Tom recalled a restaurant near Lake Success where he and Hope had once had dinner, and he remembered a little grocery store in Springville, where they still sold ice by the chunk. At a little beer bar in the center of town, with a pool table, an Indian had once made a remark about Tom’s long hair. The Indian was carrying a snake, and he was in a group of about six Indians, while Tom only had one friend with him, so Tom just said “Peace,” and left.
“Does your wife use credit cards?”
“No, except for a Union Oil card,” Tom said. “For gas. Cash only, or writes a check.”
“How about Bill?”
“I don’t know anything about him,” Tom said, more emphatically. “I know that she always told me—that, uh, he bought her things and took her to dinner but—but—was never going to make much money, something like that, referring to the fact that in my business I can make twenty-five thousand dollars one year and one hundred thousand dollars the next, if I get lucky with a couple clients. In his business he was more or less in a salary position.”

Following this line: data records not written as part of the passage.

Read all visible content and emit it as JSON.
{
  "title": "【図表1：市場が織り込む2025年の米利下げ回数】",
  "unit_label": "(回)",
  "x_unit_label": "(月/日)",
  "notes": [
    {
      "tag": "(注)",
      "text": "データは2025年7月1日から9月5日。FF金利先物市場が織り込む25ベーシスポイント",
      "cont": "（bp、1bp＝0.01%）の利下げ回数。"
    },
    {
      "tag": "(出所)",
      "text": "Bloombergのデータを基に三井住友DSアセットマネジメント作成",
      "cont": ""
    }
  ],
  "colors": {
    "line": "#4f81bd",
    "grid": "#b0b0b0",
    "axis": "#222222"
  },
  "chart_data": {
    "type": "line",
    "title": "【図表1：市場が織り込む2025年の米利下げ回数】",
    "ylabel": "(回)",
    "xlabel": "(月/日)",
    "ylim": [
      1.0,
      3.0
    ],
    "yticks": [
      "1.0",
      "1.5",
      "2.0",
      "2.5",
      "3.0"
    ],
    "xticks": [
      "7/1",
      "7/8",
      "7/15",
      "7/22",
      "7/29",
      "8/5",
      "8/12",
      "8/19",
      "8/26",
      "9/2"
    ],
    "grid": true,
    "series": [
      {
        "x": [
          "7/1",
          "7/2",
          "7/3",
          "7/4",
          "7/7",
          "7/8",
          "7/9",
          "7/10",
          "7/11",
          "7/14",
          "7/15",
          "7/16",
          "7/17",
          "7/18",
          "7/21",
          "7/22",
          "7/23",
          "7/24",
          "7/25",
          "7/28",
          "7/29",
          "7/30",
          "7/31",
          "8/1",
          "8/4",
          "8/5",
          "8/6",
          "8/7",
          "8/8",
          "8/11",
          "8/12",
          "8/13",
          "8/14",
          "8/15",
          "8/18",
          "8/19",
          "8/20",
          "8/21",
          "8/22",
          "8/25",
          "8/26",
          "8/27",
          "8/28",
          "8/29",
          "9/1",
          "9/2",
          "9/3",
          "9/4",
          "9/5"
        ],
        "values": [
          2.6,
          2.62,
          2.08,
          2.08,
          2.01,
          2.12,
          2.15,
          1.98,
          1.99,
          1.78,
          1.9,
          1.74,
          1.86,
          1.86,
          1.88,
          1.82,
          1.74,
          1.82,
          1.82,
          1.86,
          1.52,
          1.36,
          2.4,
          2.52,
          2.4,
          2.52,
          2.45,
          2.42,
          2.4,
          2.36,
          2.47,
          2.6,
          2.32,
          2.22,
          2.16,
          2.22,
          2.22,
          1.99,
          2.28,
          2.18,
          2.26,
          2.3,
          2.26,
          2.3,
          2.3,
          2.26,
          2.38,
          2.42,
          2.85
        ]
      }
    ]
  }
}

“What type of nature does your wife have? Is she a violent person? Like, say, say if she’s intoxicated or she’s feeling good, would she be violent?”
“I have never known her to be,” Tom said. “I have never known her to be absolutely violent. I know that when she does get a little drunk, I’ve always had a problem with her.”
The detectives were very interested. “What kind of a problem?”
“Well, just that she would be very silly and incoherent and, uh, would drink, even though she knew she shouldn’t drink any more and would—uh, uh, uh—would swear, and cause a lot of problems. For instance, many times we double-dated with my business manager and his wife, when Hope and I were married and living together, and one night with them she had three or four drinks. Evidently the combination of this medication she was taking, and the drinks—she never realized it affected her. I would have to physically put her in the car and take her home, or carry her into the bedroom and then she’d pass out. Never really a streak of violence, just incoherent and, like, a who-gives-a-hell type of attitude. This I’ve noticed.”